Na semana passada, na newsletter Papéis Inesperados – que envio a cada quinzena –, sugeri a leitura de um texto na The Atlantic sobre como as adaptações literárias, sobretudo para o streaming, têm moldado a maneira como a literatura é produzida e consumida. Esse tema não saiu da minha cabeça.
Não é de hoje que literatura serve de base para o cinema ou para a TV, porém, parece que nunca ela foi tão necessária para alimentar o mercado de cifras estratosféricas do audiovisual. O ano de 2019 foi para Netflix, aponta a matéria – citando um texto da Publisher’s Weekly, a sua grande temporada de compra de direitos para essas adaptações. E nesse momento, de acordo com o Rotten Tomatoes, 125 adaptações estão em desenvolvimento. Temos no horizonte mais de uma centena de potenciais fenômenos. Sinceramente, espero que não.
Qualquer lista de mais vendidos mostra livros que se tornaram filmes e séries ou que, devido ao seu desempenho, se tornarão. Torto arado, de Itamar Vieira Júnior, já teve os direitos comprados e deve, em breve, aparecer nas telas. É o mesmo caso da Tetralogia Napolitana, de Elena Ferrante, que se transformou em série após o sucesso dos livros – se bem que houve uma adaptação de um dos primeiros romances da escritora italiana em filme nos anos 1990.
Dom, romance semificcional de Tony Belloto, é uma das séries mais assistidas na Amazon Prime brasileira. A saga Bridgerton, de Julia Quinn, que soma 9 livros, foi coqueluche na Netflix e as obras apareceram em diversas posições nas listas de best-sellers em todo o mundo – ao longo de vários meses. E nem precisa dizer nada sobre O Gambito da Rainha, livro esquecido de Walter Tevis, o autor d’O Homem que caiu na Terra – adaptado para o cinema com David Bowie como protagonista – ou de O Conto da Aia, de Margaret Atwood, que ficou de lado por décadas até The Handmaid’s Tale chegar à TV.
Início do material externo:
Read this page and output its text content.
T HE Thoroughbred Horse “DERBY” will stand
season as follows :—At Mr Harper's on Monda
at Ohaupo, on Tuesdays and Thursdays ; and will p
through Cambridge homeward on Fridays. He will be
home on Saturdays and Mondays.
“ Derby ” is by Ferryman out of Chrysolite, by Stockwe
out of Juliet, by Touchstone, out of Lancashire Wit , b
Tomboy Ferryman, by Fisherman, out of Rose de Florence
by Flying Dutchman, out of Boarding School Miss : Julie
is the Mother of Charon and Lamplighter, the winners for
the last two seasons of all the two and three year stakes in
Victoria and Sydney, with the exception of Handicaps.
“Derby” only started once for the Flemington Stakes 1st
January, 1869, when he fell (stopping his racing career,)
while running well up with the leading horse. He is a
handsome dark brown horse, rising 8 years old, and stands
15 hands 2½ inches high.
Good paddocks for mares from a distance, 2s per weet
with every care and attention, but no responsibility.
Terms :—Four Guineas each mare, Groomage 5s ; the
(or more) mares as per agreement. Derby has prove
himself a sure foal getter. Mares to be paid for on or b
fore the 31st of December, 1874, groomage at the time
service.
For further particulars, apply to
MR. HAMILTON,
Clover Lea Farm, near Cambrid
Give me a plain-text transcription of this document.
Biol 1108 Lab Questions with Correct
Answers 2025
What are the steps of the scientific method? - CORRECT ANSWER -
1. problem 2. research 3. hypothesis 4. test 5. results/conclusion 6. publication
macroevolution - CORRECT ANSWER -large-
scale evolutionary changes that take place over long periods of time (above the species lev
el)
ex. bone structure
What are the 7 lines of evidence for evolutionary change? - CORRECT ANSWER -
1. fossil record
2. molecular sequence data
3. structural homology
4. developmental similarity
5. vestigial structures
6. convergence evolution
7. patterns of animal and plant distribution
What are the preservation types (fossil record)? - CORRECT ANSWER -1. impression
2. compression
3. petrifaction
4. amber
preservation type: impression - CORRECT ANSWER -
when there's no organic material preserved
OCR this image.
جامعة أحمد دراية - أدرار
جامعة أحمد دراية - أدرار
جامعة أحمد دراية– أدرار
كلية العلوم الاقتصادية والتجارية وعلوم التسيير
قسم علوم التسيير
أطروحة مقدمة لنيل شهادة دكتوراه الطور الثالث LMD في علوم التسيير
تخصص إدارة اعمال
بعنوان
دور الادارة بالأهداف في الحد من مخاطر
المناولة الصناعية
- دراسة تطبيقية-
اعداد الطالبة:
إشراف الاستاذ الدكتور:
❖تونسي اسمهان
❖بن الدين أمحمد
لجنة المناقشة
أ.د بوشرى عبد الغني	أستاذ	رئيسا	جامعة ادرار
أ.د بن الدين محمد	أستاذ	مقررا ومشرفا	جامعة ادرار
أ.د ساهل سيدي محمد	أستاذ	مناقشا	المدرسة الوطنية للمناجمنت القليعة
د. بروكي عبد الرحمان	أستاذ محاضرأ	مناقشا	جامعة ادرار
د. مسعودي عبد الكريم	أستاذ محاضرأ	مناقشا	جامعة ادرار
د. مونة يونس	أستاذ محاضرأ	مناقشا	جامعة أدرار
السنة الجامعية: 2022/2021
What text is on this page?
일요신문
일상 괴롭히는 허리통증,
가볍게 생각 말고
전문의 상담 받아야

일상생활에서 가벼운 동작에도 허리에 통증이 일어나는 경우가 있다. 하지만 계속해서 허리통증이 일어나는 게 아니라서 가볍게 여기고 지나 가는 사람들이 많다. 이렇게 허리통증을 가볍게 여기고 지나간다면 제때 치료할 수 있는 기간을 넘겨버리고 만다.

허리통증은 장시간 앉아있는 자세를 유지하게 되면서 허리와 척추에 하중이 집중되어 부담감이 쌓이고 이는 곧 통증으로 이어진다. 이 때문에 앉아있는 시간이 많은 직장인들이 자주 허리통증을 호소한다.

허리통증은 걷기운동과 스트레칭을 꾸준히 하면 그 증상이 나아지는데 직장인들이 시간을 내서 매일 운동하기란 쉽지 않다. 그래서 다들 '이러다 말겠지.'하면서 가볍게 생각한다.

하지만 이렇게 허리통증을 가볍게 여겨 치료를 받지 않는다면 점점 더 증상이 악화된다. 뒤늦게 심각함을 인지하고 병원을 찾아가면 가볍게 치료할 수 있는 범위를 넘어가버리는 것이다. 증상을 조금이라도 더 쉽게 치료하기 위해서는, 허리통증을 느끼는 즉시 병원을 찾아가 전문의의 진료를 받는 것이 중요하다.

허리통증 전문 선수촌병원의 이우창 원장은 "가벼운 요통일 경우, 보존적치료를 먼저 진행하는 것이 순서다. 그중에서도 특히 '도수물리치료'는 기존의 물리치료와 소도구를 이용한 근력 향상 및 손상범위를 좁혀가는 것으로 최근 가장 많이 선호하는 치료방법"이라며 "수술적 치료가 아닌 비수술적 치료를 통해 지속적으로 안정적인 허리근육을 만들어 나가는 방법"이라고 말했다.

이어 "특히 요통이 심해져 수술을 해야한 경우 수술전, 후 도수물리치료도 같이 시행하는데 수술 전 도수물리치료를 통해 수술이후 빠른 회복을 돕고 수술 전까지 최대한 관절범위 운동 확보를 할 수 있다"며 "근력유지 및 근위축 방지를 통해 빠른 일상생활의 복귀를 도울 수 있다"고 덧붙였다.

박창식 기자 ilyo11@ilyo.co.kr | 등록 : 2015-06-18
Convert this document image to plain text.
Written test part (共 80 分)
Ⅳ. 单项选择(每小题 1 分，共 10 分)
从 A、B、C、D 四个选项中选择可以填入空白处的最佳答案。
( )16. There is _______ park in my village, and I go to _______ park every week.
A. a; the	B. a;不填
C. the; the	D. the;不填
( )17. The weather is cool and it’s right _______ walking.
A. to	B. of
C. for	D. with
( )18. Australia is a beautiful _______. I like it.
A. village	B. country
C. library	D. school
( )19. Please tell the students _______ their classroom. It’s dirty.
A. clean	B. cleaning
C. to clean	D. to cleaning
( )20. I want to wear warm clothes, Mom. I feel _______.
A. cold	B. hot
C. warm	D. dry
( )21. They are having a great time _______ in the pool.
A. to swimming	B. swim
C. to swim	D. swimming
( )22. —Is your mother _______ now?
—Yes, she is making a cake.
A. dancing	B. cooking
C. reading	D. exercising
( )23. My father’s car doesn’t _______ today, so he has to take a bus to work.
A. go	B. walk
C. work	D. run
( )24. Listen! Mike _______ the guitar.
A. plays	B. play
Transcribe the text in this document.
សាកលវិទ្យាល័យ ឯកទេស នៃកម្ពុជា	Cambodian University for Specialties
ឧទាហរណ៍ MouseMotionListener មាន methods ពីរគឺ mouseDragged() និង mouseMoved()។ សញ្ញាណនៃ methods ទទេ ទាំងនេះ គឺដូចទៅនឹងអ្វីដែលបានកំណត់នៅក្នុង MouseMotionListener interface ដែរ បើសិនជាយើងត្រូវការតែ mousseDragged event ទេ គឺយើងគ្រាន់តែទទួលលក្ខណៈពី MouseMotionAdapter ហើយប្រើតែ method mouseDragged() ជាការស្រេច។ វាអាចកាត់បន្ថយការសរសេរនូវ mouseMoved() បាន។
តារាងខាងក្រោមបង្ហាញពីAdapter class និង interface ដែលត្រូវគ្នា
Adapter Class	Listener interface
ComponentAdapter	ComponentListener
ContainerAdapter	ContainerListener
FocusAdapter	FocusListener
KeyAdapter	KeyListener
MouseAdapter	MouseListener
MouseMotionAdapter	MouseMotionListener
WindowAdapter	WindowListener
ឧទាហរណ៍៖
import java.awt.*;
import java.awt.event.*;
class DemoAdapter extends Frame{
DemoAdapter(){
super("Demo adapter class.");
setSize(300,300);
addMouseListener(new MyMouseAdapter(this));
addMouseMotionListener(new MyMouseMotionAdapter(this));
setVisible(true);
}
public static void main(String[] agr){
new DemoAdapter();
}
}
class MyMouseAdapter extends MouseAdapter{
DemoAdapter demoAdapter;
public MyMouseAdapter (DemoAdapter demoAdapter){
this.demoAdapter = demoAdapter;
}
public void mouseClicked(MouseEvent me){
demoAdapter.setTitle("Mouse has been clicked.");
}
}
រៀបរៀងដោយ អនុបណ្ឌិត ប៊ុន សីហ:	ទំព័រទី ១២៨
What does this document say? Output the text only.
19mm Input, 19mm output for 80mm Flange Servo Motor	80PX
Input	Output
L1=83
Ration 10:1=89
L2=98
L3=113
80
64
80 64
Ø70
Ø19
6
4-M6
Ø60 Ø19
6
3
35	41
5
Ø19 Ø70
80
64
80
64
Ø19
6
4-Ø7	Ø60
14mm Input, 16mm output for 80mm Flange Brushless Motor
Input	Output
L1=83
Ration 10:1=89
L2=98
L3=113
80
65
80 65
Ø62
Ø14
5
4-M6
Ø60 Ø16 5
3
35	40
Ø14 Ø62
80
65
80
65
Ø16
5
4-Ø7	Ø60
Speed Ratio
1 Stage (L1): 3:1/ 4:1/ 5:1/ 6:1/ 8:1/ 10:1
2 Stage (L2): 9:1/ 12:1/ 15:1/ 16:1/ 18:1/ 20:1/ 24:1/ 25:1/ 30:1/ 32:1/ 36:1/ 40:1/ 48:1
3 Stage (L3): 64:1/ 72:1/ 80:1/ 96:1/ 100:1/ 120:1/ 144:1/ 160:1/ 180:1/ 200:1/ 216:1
Lembremos também que alguns longas clássicos – como Psicose e O Poderoso chefão – nasceram de romances medíocres. Hitchcock, por sinal, sempre dizia que os piores livros sempre davam nas melhores adaptações. Talvez o despudor literário ofereça maior liberdade aos roteiros. Não sei.
De uma maneira ou de outra, todos esses casos, com seus méritos, foram que não dependeram da crítica para alcançar seu “estrelato”. Nem mesmo Torto arado. Muito antes de se tornar uma quase unanimidade na imprensa, o livro já havia alcançado um público que poucas vezes se viu por aqui. E, nesse sentido, o romance tem um trunfo importante e interessante: despertar a leitura em quem não tem o hábito.
Toda essa incapacidade de ler o mundo dos livros advém da inaptidão de saber escolher qualquer coisa.
Na prática, isso significa que a leitura, e as escolhas de leitura, principalmente do leitor médio, estão condicionadas à moda mais recente. Claro, isso é uma generalização. É pouco provável que o leitor de Game of thrones se debruce sobre Bridgerton, mas vai saber. A questão, portanto, é justamente como as adaptações influenciam e impulsionam o consumo da literatura.
Essa terceirização da curadoria – colocamos nas mãos dos executivos das produtoras – é um grande mal. Até porque é um mal duplo: metem o bedelho no que lemos e no que assistimos. E tudo isso ao mesmo tempo. Matamos os escritores e cineastas indie com uma única bala. Volto ao texto que escrevi semanas atrás sobre o papel das livrarias de rua e dos livreiros e editores independentes como peças fundamentais na promoção mais democrática – palavra perigosa essa, não? – e na descentralização da literatura.
Toda essa incapacidade de ler o mundo dos livros advém da inaptidão de saber escolher qualquer coisa. E, aqui, a literatura é só mais um na conta. No imediatismo do dia a dia, potencializado pela pandemia e pelo home office, ler e ver filmes/séries não pode ser um sufoco. Não são poucas as vezes em que zapeamos os serviços de streaming e não encontramos coisa alguma que nos agrade. O mesmo acontece com os livros. Fuçamos os sites e fechamos um carrinho com seis ou sete livros escolhidos pelos algoritmos. Nenhuma ou poucas indicações humanas. Ler é, antes de tudo, um exercício de liberdade e de angústia.